Soldaten gegen Streiks
Von Frank Brendle *
Von wegen Katastrophenschutz:
Bei der zivil-militärischen Zusammenarbeit der Bundeswehr (ZMZ) wird auch der Einsatz gegen Streikende und Demonstranten nicht ausgeschlossen. Das geht aus der Antwort der Bundesregierung auf eine Kleine Anfrage der Linksfraktion hervor. In allen Kreisen, kreisfreien Städten und Regierungsbezirken hat die Bundeswehr seit Januar 2007 die sogenannten ZMZ-Strukturen eingerichtet: Freiwillige Kommandos aus je zwölf Bundeswehrreservisten. Insgesamt gibt es 410 Kreis- und 31 Bezirksverbindungskommandos. Im Osten hinkt der Ist-Stand den Vorgaben noch hinterher, weil es dort zuwenig »gewachsene Strukturen« gibt, die Offiziersdienstposten sind aber bundesweit zu 80 Prozent gedeckt. Die Militärkommandos kommen zumindest nach Regierungsangaben vor Ort gut an und werden von den zivilen Katastrophenschutzstäben in ihre Arbeit integriert, regelmäßig zu Sitzungen eingeladen und verfügen nahezu vollständig über feste Büro-Infrastruktur.

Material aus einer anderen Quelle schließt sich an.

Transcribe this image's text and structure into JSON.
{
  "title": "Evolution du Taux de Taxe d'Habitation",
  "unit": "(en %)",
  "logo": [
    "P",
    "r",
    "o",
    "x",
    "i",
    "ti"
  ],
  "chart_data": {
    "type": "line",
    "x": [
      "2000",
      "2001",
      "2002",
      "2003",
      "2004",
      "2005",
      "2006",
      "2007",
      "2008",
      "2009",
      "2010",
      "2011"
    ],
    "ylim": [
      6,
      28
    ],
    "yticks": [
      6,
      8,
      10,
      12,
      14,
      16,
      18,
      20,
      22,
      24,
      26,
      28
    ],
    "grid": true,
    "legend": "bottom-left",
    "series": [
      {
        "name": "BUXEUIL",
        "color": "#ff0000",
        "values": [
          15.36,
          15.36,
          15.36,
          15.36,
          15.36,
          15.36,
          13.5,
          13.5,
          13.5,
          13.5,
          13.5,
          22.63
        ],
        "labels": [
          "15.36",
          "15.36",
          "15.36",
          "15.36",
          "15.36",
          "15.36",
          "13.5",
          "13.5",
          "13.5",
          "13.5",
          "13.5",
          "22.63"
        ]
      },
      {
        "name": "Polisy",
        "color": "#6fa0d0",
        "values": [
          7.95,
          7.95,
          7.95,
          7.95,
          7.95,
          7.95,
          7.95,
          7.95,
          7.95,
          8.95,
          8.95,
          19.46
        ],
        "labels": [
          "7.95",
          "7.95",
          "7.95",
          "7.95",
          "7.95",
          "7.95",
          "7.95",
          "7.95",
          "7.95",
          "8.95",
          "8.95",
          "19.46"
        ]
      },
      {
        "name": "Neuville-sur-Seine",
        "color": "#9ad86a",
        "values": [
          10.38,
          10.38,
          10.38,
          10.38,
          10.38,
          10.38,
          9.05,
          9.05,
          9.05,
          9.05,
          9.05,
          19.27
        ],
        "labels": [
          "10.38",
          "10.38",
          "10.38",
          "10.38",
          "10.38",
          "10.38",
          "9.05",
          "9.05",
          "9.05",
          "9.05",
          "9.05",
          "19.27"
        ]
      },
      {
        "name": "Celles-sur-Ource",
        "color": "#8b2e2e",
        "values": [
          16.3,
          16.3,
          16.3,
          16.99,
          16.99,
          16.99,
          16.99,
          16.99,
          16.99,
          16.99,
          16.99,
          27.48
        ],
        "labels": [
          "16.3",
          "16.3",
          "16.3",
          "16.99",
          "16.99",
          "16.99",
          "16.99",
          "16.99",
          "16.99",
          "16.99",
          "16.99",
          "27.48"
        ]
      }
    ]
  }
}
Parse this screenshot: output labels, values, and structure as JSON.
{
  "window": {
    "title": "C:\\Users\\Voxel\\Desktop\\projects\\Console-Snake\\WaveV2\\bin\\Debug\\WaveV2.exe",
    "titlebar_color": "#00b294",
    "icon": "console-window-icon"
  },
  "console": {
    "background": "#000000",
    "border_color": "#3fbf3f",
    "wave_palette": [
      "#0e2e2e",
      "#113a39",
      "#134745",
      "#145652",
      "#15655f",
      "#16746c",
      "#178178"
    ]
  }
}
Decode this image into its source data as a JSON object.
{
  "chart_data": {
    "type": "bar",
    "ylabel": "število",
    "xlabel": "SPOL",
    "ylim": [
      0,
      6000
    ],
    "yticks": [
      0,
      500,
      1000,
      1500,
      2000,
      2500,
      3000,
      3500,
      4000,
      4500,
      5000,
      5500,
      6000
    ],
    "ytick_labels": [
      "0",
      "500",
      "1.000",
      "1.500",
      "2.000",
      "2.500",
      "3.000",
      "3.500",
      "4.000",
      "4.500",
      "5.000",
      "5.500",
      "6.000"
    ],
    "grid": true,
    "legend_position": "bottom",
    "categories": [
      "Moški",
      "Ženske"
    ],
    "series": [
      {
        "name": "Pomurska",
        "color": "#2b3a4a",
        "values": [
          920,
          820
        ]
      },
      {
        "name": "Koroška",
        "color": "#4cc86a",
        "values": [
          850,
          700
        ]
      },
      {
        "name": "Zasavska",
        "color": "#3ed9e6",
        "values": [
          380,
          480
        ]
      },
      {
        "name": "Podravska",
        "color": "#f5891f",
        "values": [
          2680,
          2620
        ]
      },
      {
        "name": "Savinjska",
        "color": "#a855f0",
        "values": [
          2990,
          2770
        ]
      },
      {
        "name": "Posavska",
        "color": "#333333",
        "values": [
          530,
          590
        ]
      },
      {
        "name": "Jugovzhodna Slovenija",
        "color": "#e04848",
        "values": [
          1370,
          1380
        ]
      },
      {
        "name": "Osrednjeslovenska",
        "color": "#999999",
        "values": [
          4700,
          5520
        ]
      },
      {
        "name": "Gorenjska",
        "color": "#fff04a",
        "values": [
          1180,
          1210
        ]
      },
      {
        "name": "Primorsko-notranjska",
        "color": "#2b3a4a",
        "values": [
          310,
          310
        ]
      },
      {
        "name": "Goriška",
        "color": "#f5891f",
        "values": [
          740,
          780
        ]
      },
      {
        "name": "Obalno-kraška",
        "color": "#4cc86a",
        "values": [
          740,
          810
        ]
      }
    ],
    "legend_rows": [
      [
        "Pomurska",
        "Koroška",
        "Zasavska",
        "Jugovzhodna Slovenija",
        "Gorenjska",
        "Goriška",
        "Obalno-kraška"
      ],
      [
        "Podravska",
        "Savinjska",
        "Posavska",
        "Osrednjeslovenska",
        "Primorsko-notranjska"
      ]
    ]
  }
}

Die Regierung verkauft das als harmlos: Es gehe nur darum, im Notfall schnellere Katastrophen- bzw. »Amtshilfe« zu leisten. Den Nachweis, daß es überhaupt einen Bedarf dafür gibt, bleibt sie aber schuldig, mehr als Allgemeinplätze sind der Antwort nicht zu entnehmen. Daß seit Einführung der ZMZ der Katastrophenschutz besser funktioniert, wird auch nicht behauptet.
Kritiker verweisen schon lange auf den militaristischen Kern der ZMZ-Strukturen. Brisant ist vor allem, daß die »Hilfe« der ZMZ-Soldaten praktisch keine Grenze kennt. Ihre Palette reicht von der Naturkatastrophe über den Terroranschlag bis hin zur Bewältigung von »Großereignissen«, wie etwa dem G-8-Gipfel 2007 in Heiligendamm oder dem NATO-Gipfel 2009 in Baden-Baden und Strasbourg.
Die Bundestagsabgeordnete Ulla Jelpke (Die Linke) wollte in der Anfrage wissen, ob Maßnahmen ergriffen würden, um auszuschließen, »daß die ZMZ-Strukturen gegen Streikende und/oder Demonstrantinnen und Demonstranten herangezogen werden«. Antwort: »Nein.« Denn die Beurteilung, ob Demonstrationen, z.B. anläßlich von Gipfeln, Anlässe für das Tätigwerden von Katastrophenschutzstäben sein können, obliege den »zuständigen Landesbehörden«. Nicht einmal Einsätze gegen Streiks im Transport-, Energie-, Gesundheitswesen und bei der Müllabfuhr will die Bundesregierung ausschließen: Dies sei »dem jeweiligen konkreten Einzelfall vorbehalten«. Zwar soll alles »im Rahmen der verfassungsrechtlichen Vorgaben« ablaufen, aber diese sind bekanntlich dehnbar und sollen zudem geändert werden.
Sowohl Reservisten als auch ihre zivilen »Partner« werden in Kursen an der bundeseigenen »Akademie für Krisenmanagement, Notfallplanung und Zivilschutz« ideologisch auf Linie gebracht. Lernziel: »Die neue Sicherheitsstrategie Deutschlands«. Der Schwerpunkt werde »auf die drei Akteure (Bevölkerungsschutz, Polizei und Bundeswehr) und deren Vernetzung gelegt«.
Jelpke sieht ihre bisherige Skepsis gegen ZMZ voll bestätigt: »Die Bundesregierung hält sich alle Optionen für den Inlandseinsatz offen«, erklärte sie am gestrigen Antikriegstag. Die Bundeswehr niste sich bundesweit in zivilen Verwaltungsstrukturen ein und entsende gleichsam »Späher«, um die Einsatzbereitschaft von Polizei und Rettungsdiensten auszukundschaften und Lageberichte zu übermitteln. »Informationen, die bei Inlandseinsätzen unverzichtbar sind«, so Jelpke. Das Konzept der ZMZ laufe auf einen offenen Verfassungsbruch hinaus. Gegenüber jW kündigte die Abgeordnete an, eine Musteranfrage für Linksfraktionen in den Kommunen auszuarbeiten, um sich vor Ort gegen die »Militärberater« zu wehren. Ziel sei die Auflösung der ZMZ-Strukturen.